You’re just sticking in flags that are NOPs
All of those kernel flags are set to support all devices, whether or not the device kernel actually supports the feature.
And why tuna specifically?
It isn’t possible to run mainline on all of these last I checked.
The patch to updater
That is localhost, you run the update server from your phone?
You can check the current glassrom kernel sources for those patches. There’s no automated “black magic” cve patcher
Linux only has ~2500 CVEs to date. Even if you multiply that by 10x, how do you get 63,000 vulnerabilities that you patch?
I kindly encourage you to please take the time to go through the DivestOS sources, use it in the FOSS spirit and ultimately improve your project with it.
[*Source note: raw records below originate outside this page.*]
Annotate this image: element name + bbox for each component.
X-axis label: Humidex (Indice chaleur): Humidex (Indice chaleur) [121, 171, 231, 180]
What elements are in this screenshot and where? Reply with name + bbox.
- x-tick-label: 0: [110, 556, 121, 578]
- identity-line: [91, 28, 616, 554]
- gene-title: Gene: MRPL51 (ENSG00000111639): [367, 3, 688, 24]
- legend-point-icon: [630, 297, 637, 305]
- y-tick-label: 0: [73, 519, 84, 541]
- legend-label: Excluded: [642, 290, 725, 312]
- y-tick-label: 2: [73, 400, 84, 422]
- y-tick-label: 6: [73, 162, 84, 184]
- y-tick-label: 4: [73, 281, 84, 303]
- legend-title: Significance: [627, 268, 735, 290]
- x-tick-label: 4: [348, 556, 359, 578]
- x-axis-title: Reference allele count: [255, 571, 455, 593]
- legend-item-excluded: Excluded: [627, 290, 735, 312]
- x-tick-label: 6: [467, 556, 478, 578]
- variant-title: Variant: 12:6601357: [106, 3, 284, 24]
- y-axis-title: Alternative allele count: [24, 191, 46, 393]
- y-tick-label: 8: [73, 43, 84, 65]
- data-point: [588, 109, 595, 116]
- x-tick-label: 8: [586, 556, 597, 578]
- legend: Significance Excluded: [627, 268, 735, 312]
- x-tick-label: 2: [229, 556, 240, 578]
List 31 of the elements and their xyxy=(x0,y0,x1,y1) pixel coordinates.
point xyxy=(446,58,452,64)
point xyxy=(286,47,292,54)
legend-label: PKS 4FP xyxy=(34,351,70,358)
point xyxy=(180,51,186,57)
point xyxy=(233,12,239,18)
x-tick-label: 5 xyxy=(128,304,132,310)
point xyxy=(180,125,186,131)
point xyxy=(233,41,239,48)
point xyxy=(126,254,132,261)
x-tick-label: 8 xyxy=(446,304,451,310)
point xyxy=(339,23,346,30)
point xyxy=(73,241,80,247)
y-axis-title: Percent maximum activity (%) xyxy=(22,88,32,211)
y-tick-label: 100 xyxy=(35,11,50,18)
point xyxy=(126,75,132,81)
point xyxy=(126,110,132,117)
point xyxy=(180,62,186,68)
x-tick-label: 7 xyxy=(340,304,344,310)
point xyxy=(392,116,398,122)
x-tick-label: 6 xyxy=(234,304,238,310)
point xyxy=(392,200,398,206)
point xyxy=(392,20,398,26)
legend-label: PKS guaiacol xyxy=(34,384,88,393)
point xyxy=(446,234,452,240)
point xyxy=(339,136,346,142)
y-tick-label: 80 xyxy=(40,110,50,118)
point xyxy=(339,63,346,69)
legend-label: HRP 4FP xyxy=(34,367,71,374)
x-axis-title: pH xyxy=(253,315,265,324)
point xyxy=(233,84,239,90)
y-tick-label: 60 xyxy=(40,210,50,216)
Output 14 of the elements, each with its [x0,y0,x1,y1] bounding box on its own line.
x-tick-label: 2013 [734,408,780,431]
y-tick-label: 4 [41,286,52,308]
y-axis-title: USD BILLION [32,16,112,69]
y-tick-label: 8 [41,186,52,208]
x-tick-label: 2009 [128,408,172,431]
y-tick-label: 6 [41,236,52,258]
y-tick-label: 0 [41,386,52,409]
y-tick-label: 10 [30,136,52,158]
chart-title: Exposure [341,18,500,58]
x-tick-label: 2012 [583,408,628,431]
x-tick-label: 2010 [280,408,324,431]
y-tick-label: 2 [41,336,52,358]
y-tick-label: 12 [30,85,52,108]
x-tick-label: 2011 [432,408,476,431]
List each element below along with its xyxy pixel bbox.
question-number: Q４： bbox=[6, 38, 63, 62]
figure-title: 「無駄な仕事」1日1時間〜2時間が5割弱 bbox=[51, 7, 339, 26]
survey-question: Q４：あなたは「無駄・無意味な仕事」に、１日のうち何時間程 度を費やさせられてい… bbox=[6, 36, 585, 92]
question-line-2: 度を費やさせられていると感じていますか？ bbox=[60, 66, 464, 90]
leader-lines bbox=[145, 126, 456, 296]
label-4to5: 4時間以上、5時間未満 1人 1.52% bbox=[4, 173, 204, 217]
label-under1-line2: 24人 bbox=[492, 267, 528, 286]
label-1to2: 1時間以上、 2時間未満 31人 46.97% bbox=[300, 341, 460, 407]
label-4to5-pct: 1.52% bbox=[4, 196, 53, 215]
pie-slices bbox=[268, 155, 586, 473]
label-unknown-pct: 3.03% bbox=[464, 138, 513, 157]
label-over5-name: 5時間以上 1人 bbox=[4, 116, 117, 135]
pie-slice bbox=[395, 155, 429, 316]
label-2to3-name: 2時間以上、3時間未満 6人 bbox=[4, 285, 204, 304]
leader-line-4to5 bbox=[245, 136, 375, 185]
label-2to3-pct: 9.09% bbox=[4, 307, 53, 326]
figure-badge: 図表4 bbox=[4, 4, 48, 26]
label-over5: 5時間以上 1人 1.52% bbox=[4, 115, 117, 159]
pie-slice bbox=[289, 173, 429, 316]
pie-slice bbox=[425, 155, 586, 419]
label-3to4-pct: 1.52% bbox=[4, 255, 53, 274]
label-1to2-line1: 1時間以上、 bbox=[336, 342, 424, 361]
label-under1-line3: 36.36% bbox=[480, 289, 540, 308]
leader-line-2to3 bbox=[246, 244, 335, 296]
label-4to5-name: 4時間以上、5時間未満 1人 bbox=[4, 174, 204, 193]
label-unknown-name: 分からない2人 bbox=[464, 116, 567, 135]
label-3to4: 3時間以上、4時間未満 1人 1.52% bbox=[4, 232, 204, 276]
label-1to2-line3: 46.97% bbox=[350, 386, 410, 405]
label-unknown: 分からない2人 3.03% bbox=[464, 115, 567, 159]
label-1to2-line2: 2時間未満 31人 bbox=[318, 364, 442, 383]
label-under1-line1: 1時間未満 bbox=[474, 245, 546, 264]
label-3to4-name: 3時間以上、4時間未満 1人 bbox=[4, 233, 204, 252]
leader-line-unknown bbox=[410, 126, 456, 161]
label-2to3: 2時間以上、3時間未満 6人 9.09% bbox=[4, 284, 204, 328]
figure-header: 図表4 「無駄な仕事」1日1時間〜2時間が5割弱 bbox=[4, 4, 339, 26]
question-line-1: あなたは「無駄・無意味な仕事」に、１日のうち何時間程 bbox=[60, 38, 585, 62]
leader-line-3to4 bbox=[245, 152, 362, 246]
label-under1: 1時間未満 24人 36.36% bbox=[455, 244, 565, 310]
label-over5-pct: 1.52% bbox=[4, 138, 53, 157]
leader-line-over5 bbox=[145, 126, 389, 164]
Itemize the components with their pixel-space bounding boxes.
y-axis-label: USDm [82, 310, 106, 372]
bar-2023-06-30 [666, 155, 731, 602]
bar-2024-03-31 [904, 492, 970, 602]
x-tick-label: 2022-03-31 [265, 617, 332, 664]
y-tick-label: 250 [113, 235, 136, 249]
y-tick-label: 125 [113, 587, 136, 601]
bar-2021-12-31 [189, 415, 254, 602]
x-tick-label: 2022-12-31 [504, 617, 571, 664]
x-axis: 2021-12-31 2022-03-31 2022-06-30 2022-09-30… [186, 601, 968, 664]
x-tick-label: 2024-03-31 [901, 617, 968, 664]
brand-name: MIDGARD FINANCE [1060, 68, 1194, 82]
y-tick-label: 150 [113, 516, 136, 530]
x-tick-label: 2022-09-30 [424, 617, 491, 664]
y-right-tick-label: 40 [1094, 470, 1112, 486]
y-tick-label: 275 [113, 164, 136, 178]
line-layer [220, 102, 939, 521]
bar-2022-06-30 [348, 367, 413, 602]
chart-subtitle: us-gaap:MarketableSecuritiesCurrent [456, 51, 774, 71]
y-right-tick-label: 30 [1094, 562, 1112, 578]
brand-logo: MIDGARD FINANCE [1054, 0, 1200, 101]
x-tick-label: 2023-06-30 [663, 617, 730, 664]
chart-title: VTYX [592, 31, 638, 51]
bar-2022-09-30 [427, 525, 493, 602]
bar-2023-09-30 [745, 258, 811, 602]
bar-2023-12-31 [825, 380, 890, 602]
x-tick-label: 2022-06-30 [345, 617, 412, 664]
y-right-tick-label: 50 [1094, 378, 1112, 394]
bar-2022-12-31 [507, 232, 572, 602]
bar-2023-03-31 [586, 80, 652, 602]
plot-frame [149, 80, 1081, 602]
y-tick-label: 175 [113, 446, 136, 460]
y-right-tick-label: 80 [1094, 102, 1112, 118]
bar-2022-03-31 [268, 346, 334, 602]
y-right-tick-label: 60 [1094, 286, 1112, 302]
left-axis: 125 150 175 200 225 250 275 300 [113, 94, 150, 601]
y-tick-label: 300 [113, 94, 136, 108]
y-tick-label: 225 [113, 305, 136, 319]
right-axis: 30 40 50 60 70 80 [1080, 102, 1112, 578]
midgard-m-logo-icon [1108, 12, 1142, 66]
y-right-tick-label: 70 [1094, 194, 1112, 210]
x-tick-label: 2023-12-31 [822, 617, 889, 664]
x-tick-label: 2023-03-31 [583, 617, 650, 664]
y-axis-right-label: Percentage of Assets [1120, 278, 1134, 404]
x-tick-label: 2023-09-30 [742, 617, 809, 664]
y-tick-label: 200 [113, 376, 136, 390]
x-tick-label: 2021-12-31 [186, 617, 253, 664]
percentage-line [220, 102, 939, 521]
@SkewedZeppelin, FYI, on shamu, Silence just crashes after very quick display of a splash screen. QKSMS works OK. FairEmail is now default, but I still prefer K-9 Mail (and it is listed on the website). I’m giving FairEmail a try, but it is even less successful at getting yahoo, etc. emails over Orbot (probably user error!)…
How is yours different
@anupritaisno1, From a user view, more devices are supported (including a couple of mine ), the website listed at github/lab works, and they’re not using javascript (ad) filled sites like reddit and xda-developers. “onion available” stands out from the crowd too. However, there is no visible means of (financial) support, and some are suspicious it could be a front for nefarious purposes…
I’ve seen that happen. The cause is that Silence starts up on boot and it will fail to initialize if there is no SIM detected on that first run. Just clear the app data.
visible means of (financial) support
I originally planned to have it as a “name your price” for downloads.
Not involving money make it less obligations for me
I will always welcome patches however.
Thank you for pointing out that thread, I’d not seen it.
Obviously you are for keeping a very low digital footprint (as are we), but I wish to speak with you privately concerning a development project, DivestOS and providing support for your own project(s) - On your terms of course.